In 2004 Doc Kayiwa and I tossed a half dozen ordinary towerbusters into a pond in the city of Kampala which was dead and polluted. Many poor families were drawing water from that pond for washing, cooking and presumably drinking. Within a week the water became clean, the foam along the shores was gone and a month later, after I’d returned home, the Doc told me that Japanese men were catching fish there. I was particularly glad that the poor people who relied on the water were no longer likely to die of illnesses that they might have contracted there, before.
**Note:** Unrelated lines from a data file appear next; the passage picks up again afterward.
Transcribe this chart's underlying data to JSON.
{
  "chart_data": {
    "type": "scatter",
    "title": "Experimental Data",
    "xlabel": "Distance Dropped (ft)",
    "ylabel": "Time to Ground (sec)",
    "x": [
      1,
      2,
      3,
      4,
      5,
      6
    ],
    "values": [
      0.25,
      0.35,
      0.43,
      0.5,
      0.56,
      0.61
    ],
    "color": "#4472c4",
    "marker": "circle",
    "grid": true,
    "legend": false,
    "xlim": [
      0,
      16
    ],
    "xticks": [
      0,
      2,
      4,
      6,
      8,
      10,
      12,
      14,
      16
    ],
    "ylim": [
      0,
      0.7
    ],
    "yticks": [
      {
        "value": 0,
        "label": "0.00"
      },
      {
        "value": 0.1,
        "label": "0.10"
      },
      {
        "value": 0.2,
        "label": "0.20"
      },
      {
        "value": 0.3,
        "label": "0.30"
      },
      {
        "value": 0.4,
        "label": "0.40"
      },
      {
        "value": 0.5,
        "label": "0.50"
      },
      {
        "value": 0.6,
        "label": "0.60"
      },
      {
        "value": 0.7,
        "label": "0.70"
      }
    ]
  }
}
Eliud reported from Tanzania that the fishermen in that part of Lake Victoria were no longer getting elephantiasis from the water after he, Chris, Nicholas and Dancan had gifted that region of the lake.
Carol, Jeff and I (spring of 2005) cleaned and evidently ‘de-nuked’ the ugly, brown seawater along the seashore in the vicinity of to the nuclear power plant on Hutchinson Island in Florida. A couple of feds were waiting for us in a boat near the shore, pretending to fish. They looked absolutely miserable [Image Can Not Be Found] . The plant had evidently been dumping nuclear waste there because when we first took our boat there we all tasted metal in our mouths while we were there–a sure sign of the presence of radioactive material. Two weeks later, when we went to that beach, the water was pristine and a lovely blue color, nor did we have the metallic taste any more.
Eric Carlson came with us to gift the waterway behind the nuke plant, on the other side of Hutchinson Island from the beach and when we were in a restaurant for a victory celebration, later, he took some of the best CIA/NSA sewer rat photos I’ve ever seen. Boy, they were angry at us! [Image Can Not Be Found]
We achieved the same result in Biscayne Bay, south of Miami, at another nuclear power plant that probably powered the nearby underground base at the ‘decommissioned’ air force base. They built that base in the days before they were worried about people noticing because there’s a small mountain made up of the dirt they hauled up from underground. It’s bristling with weather weaponry, which we had busted in 2003, of course.
Some bodies of water will never become clear but they’ll all become clean from orgonite, according to our experience. The ones that remain only-translucent might have a lot of tannin (from falen oak leaves, for instance) or some other natural substance in the water.